Seventy-four percent of physician specialties saw increases in their compensation in 2015, led by emergency medicine, according to the American Medical Group Association.
Overall, the weighted average increase in median compensation across all physician specialties was 3.1%, according to the 2016 Medical Group Compensation and Productivity Survey. Results were based on responses from 260 medical groups representing more than 92,000 providers.
“Once again, we see that physician compensation in general has remained relatively flat, with an average increase around 3.0%,” AMGA President and CEO Donald Fisher, PhD, said in a statement.
“We’ve seen peaks in certain specialties, and dips in others, and much of this reflects the cyclical nature of health care economics,” he added. For example, data from the 2014 survey saw gastroenterology had the largest year-over-year increase and in the 2016 survey, it was one of four specialties to see a decrease in compensation.

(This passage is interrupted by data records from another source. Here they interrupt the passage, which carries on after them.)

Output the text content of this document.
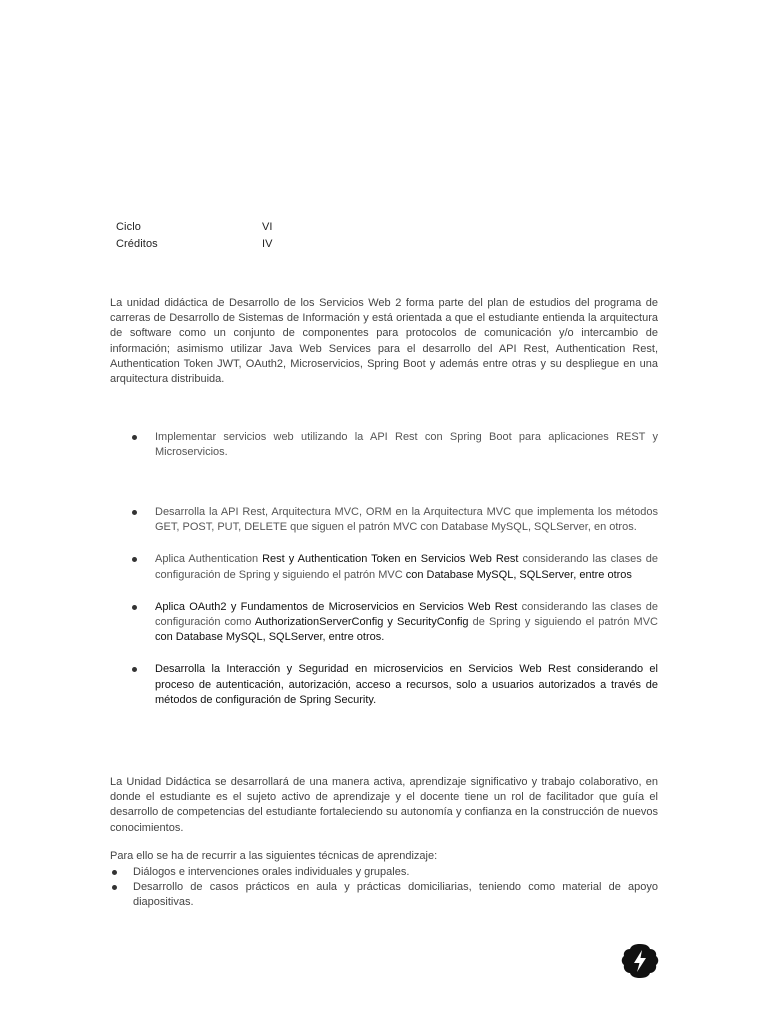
Ciclo	VI
Créditos	IV
La unidad didáctica de Desarrollo de los Servicios Web 2 forma parte del plan de estudios del programa de carreras de Desarrollo de Sistemas de Información y está orientada a que el estudiante entienda la arquitectura de software como un conjunto de componentes para protocolos de comunicación y/o intercambio de información; asimismo utilizar Java Web Services para el desarrollo del API Rest, Authentication Rest, Authentication Token JWT, OAuth2, Microservicios, Spring Boot y además entre otras y su despliegue en una arquitectura distribuida.
Implementar servicios web utilizando la API Rest con Spring Boot para aplicaciones REST y Microservicios.
Desarrolla la API Rest, Arquitectura MVC, ORM en la Arquitectura MVC que implementa los métodos GET, POST, PUT, DELETE que siguen el patrón MVC con Database MySQL, SQLServer, en otros.
Aplica Authentication Rest y Authentication Token en Servicios Web Rest considerando las clases de configuración de Spring y siguiendo el patrón MVC con Database MySQL, SQLServer, entre otros
Aplica OAuth2 y Fundamentos de Microservicios en Servicios Web Rest considerando las clases de configuración como AuthorizationServerConfig y SecurityConfig de Spring y siguiendo el patrón MVC con Database MySQL, SQLServer, entre otros.
Desarrolla la Interacción y Seguridad en microservicios en Servicios Web Rest considerando el proceso de autenticación, autorización, acceso a recursos, solo a usuarios autorizados a través de métodos de configuración de Spring Security.
La Unidad Didáctica se desarrollará de una manera activa, aprendizaje significativo y trabajo colaborativo, en donde el estudiante es el sujeto activo de aprendizaje y el docente tiene un rol de facilitador que guía el desarrollo de competencias del estudiante fortaleciendo su autonomía y confianza en la construcción de nuevos conocimientos.
Para ello se ha de recurrir a las siguientes técnicas de aprendizaje:
Diálogos e intervenciones orales individuales y grupales.
Desarrollo de casos prácticos en aula y prácticas domiciliarias, teniendo como material de apoyo diapositivas.
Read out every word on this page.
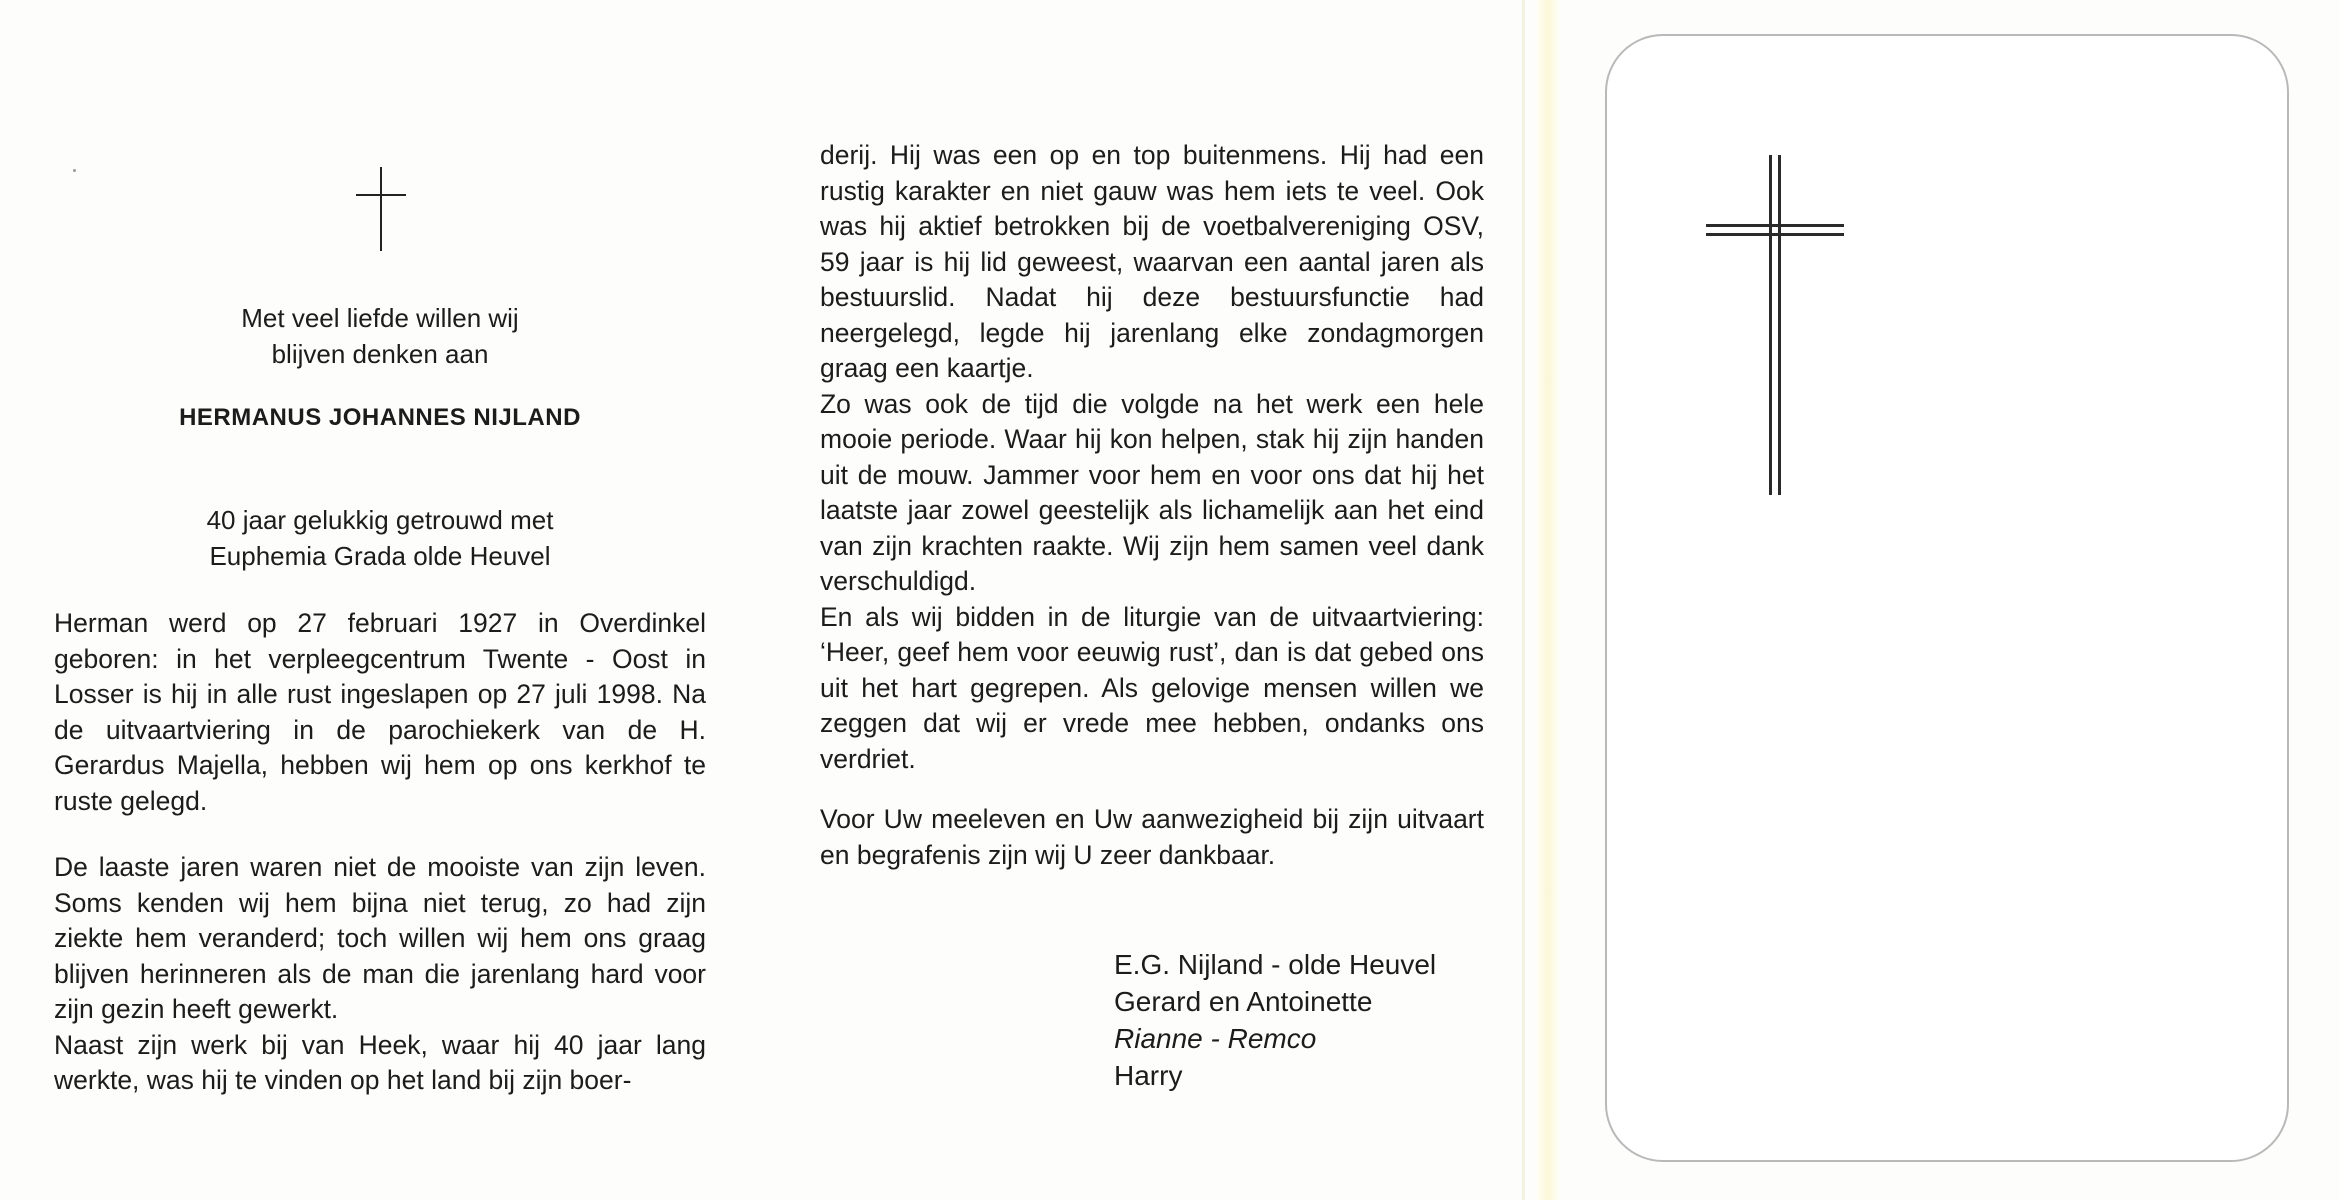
Met veel liefde willen wij
blijven denken aan
HERMANUS JOHANNES NIJLAND
40 jaar gelukkig getrouwd met
Euphemia Grada olde Heuvel

Herman werd op 27 februari 1927 in Overdinkel geboren: in het verpleegcentrum Twente - Oost in Losser is hij in alle rust ingeslapen op 27 juli 1998. Na de uitvaartviering in de parochiekerk van de H. Gerardus Majella, hebben wij hem op ons kerkhof te ruste gelegd.

De laaste jaren waren niet de mooiste van zijn leven. Soms kenden wij hem bijna niet terug, zo had zijn ziekte hem veranderd; toch willen wij hem ons graag blijven herinneren als de man die jarenlang hard voor zijn gezin heeft gewerkt.

Naast zijn werk bij van Heek, waar hij 40 jaar lang werkte, was hij te vinden op het land bij zijn boer-

derij. Hij was een op en top buitenmens. Hij had een rustig karakter en niet gauw was hem iets te veel. Ook was hij aktief betrokken bij de voetbalvereniging OSV, 59 jaar is hij lid geweest, waarvan een aantal jaren als bestuurslid. Nadat hij deze bestuursfunctie had neergelegd, legde hij jarenlang elke zondagmorgen graag een kaartje.

Zo was ook de tijd die volgde na het werk een hele mooie periode. Waar hij kon helpen, stak hij zijn handen uit de mouw. Jammer voor hem en voor ons dat hij het laatste jaar zowel geestelijk als lichamelijk aan het eind van zijn krachten raakte. Wij zijn hem samen veel dank verschuldigd.

En als wij bidden in de liturgie van de uitvaartviering: ‘Heer, geef hem voor eeuwig rust’, dan is dat gebed ons uit het hart gegrepen. Als gelovige mensen willen we zeggen dat wij er vrede mee hebben, ondanks ons verdriet.

Voor Uw meeleven en Uw aanwezigheid bij zijn uitvaart en begrafenis zijn wij U zeer dankbaar.

E.G. Nijland - olde Heuvel
Gerard en Antoinette
Rianne - Remco
Harry
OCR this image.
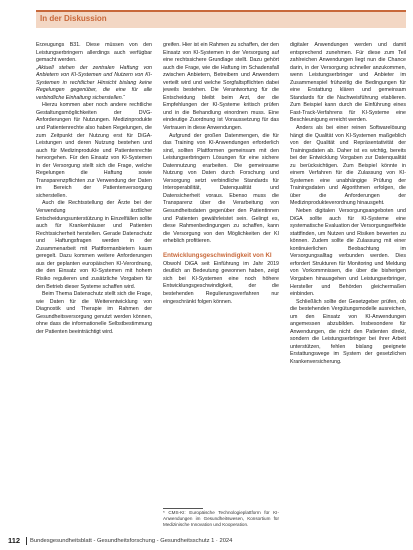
In der Diskussion

Erzeugungs B31. Diese müssen von den Leistungserbringern allerdings auch verfügbar gemacht werden.

„Aktuell stehen der zentralen Haftung von Anbietern von KI-Systemen und Nutzern von KI-Systemen in rechtlicher Hinsicht bislang keine Regelungen gegenüber, die eine für alle verbindliche Einhaltung sicherstellen.“

Hierzu kommen aber noch andere rechtliche Gestaltungsmöglichkeiten der DVG-Anforderungen für Nutzungen. Medizinprodukte und Patientenrechte also haben Regelungen, die zum Zeitpunkt der Nutzung erst für DiGA-Leistungen und deren Nutzung bestehen und auch für Medizinprodukte und Patientenrechte hervorgehen. Für den Einsatz von KI-Systemen in der Versorgung stellt sich die Frage, welche Regelungen die Haftung sowie Transparenzpflichten zur Verwendung der Daten im Bereich der Patientenversorgung sicherstellen.

Auch die Rechtsstellung der Ärzte bei der Verwendung ärztlicher Entscheidungsunterstützung in Einzelfällen sollte auch für Krankenhäuser und Patienten Rechtssicherheit herstellen. Gerade Datenschutz und Haftungsfragen werden in der Zusammenarbeit mit Plattformanbietern kaum geregelt. Dazu kommen weitere Anforderungen aus der geplanten europäischen KI-Verordnung, die den Einsatz von KI-Systemen mit hohem Risiko regulieren und zusätzliche Vorgaben für den Betrieb dieser Systeme schaffen wird.

Beim Thema Datenschutz stellt sich die Frage, wie Daten für die Weiterentwicklung von Diagnostik und Therapie im Rahmen der Gesundheitsversorgung genutzt werden können, ohne dass die informationelle Selbstbestimmung der Patienten beeinträchtigt wird.

greifen. Hier ist ein Rahmen zu schaffen, der den Einsatz von KI-Systemen in der Versorgung auf eine rechtssichere Grundlage stellt. Dazu gehört auch die Frage, wie die Haftung im Schadensfall zwischen Anbietern, Betreibern und Anwendern verteilt wird und welche Sorgfaltspflichten dabei jeweils bestehen. Die Verantwortung für die Entscheidung bleibt beim Arzt, der die Empfehlungen der KI-Systeme kritisch prüfen und in die Behandlung einordnen muss. Eine eindeutige Zuordnung ist Voraussetzung für das Vertrauen in diese Anwendungen.

Aufgrund der großen Datenmengen, die für das Training von KI-Anwendungen erforderlich sind, sollten Plattformen gemeinsam mit den Leistungserbringern Lösungen für eine sichere Datennutzung erarbeiten. Die gemeinsame Nutzung von Daten durch Forschung und Versorgung setzt verbindliche Standards für Interoperabilität, Datenqualität und Datensicherheit voraus. Ebenso muss die Transparenz über die Verarbeitung von Gesundheitsdaten gegenüber den Patientinnen und Patienten gewährleistet sein. Gelingt es, diese Rahmenbedingungen zu schaffen, kann die Versorgung von den Möglichkeiten der KI erheblich profitieren.

Entwicklungsgeschwindigkeit von KI

Obwohl DiGA seit Einführung im Jahr 2019 deutlich an Bedeutung gewonnen haben, zeigt sich bei KI-Systemen eine noch höhere Entwicklungsgeschwindigkeit, der die bestehenden Regulierungsverfahren nur eingeschränkt folgen können.

* CMS-KI: Europäische Technologieplattform für KI-Anwendungen im Gesundheitswesen, Konsortium für Medizinische Innovation und Kooperation.

digitaler Anwendungen werden und damit entsprechend zunehmen. Für diese zum Teil zahlreichen Anwendungen liegt nun die Chance darin, in der Versorgung schneller anzukommen, wenn Leistungserbringer und Anbieter im Zusammenspiel frühzeitig die Bedingungen für eine Erstattung klären und gemeinsam Standards für die Nachweisführung etablieren. Zum Beispiel kann durch die Einführung eines Fast-Track-Verfahrens für KI-Systeme eine Beschleunigung erreicht werden.

Anders als bei einer reinen Softwarelösung hängt die Qualität von KI-Systemen maßgeblich von der Qualität und Repräsentativität der Trainingsdaten ab. Daher ist es wichtig, bereits bei der Entwicklung Vorgaben zur Datenqualität zu berücksichtigen. Zum Beispiel könnte in einem Verfahren für die Zulassung von KI-Systemen eine unabhängige Prüfung der Trainingsdaten und Algorithmen erfolgen, die über die Anforderungen der Medizinprodukteverordnung hinausgeht.

Neben digitalen Versorgungsangeboten und DiGA sollte auch für KI-Systeme eine systematische Evaluation der Versorgungseffekte stattfinden, um Nutzen und Risiken bewerten zu können. Zudem sollte die Zulassung mit einer kontinuierlichen Beobachtung im Versorgungsalltag verbunden werden. Dies erfordert Strukturen für Monitoring und Meldung von Vorkommnissen, die über die bisherigen Vorgaben hinausgehen und Leistungserbringer, Hersteller und Behörden gleichermaßen einbinden.

Schließlich sollte der Gesetzgeber prüfen, ob die bestehenden Vergütungsmodelle ausreichen, um den Einsatz von KI-Anwendungen angemessen abzubilden. Insbesondere für Anwendungen, die nicht den Patienten direkt, sondern die Leistungserbringer bei ihrer Arbeit unterstützen, fehlen bislang geeignete Erstattungswege im System der gesetzlichen Krankenversicherung.

112 Bundesgesundheitsblatt - Gesundheitsforschung - Gesundheitsschutz 1 · 2024
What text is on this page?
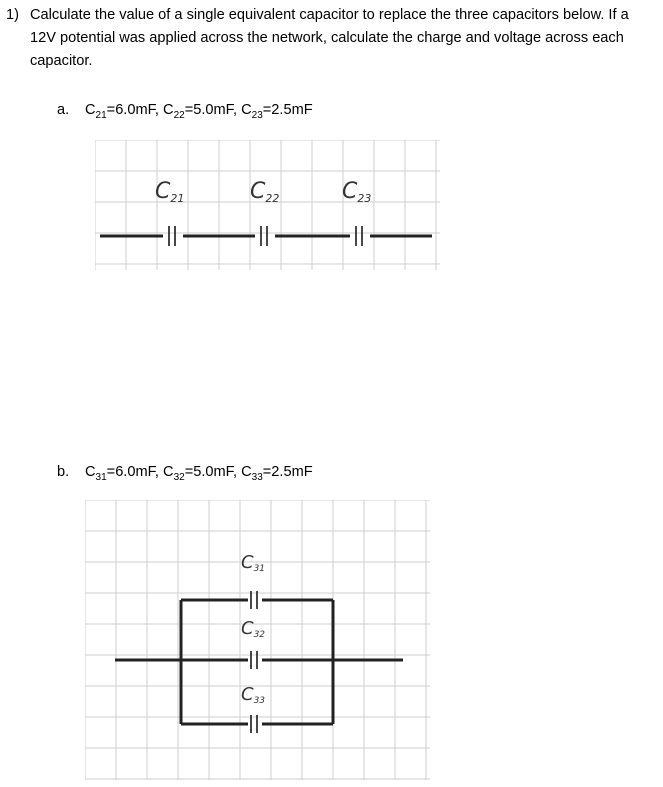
1) Calculate the value of a single equivalent capacitor to replace the three capacitors below. If a 12V potential was applied across the network, calculate the charge and voltage across each capacitor.
a. $C_{21}=6.0mF$, $C_{22}=5.0mF$, $C_{23}=2.5mF$
C21	C22	C23
b. $C_{31}=6.0mF$, $C_{32}=5.0mF$, $C_{33}=2.5mF$
C31
C32
C33
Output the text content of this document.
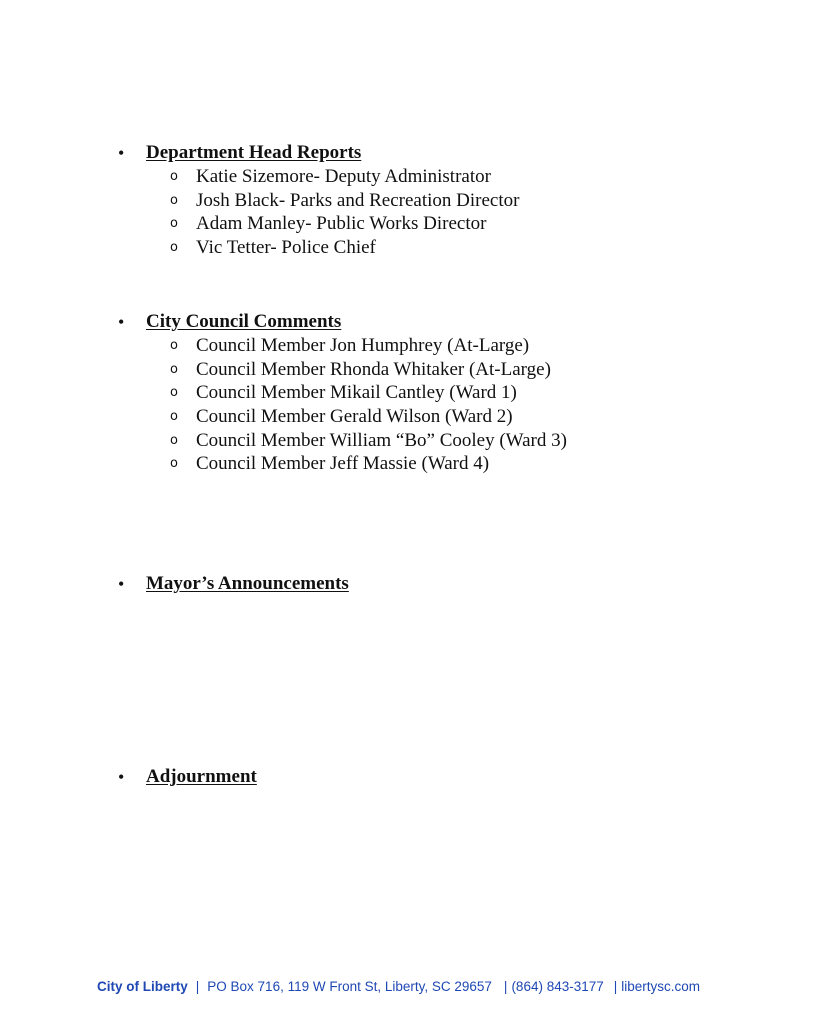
•	Department Head Reports
o Katie Sizemore- Deputy Administrator
o Josh Black- Parks and Recreation Director
o Adam Manley- Public Works Director
o Vic Tetter- Police Chief
•	City Council Comments
o Council Member Jon Humphrey (At-Large)
o Council Member Rhonda Whitaker (At-Large)
o Council Member Mikail Cantley (Ward 1)
o Council Member Gerald Wilson (Ward 2)
o Council Member William “Bo” Cooley (Ward 3)
o Council Member Jeff Massie (Ward 4)
•	Mayor’s Announcements
•	Adjournment
City of Liberty | PO Box 716, 119 W Front St, Liberty, SC 29657 | (864) 843-3177 | libertysc.com
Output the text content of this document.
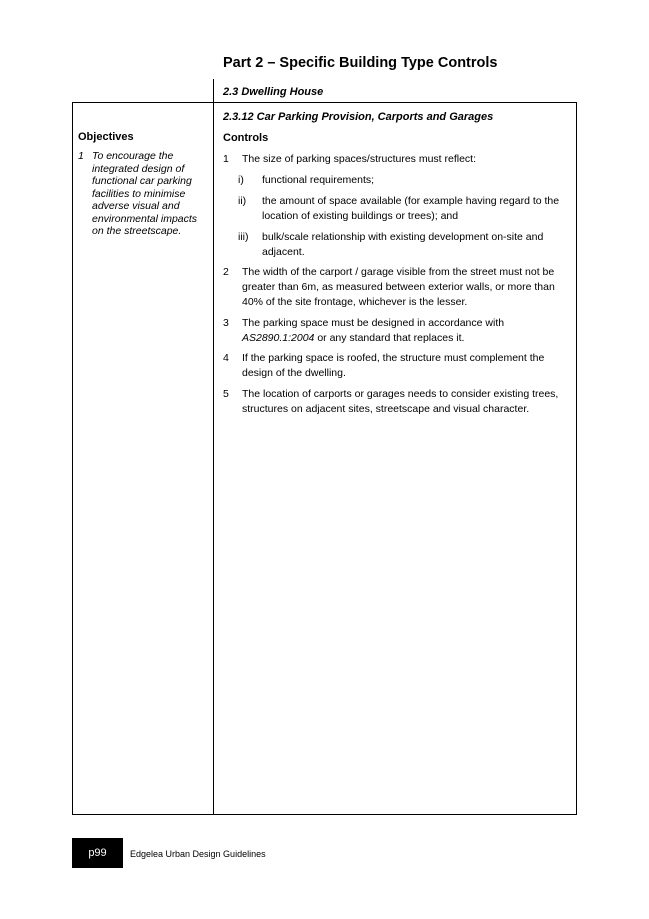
Part 2 – Specific Building Type Controls
2.3 Dwelling House
2.3.12 Car Parking Provision, Carports and Garages
Objectives
1 To encourage the integrated design of functional car parking facilities to minimise adverse visual and environmental impacts on the streetscape.
Controls
1 The size of parking spaces/structures must reflect:
i) functional requirements;
ii) the amount of space available (for example having regard to the location of existing buildings or trees); and
iii) bulk/scale relationship with existing development on-site and adjacent.
2 The width of the carport / garage visible from the street must not be greater than 6m, as measured between exterior walls, or more than 40% of the site frontage, whichever is the lesser.
3 The parking space must be designed in accordance with AS2890.1:2004 or any standard that replaces it.
4 If the parking space is roofed, the structure must complement the design of the dwelling.
5 The location of carports or garages needs to consider existing trees, structures on adjacent sites, streetscape and visual character.
p99	Edgelea Urban Design Guidelines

Individual specialties seeing the largest median total compensation increase year over year include emergency medicine (9.65% to $355,280), cardiac/thoracic surgery (8.12% to $645,112), cardiology (6.88% to $483.653), and hypertension and nephrology (6.72% to $329,750). Total compensation captures base and variable compensation plus all voluntary salary reductions, but excludes fringe benefits and employer payments to any type of retirement, pension, SERP or tax-deferred profit-sharing plan.
Four specialties saw median decreases in their compensation, including dermatology (–4.27% to $434,520), ophthalmology (–4.17% to $385,149), cardiology-cath lab (–0.81% to $584,118), and gastroenterology (–0.16% to $505,194).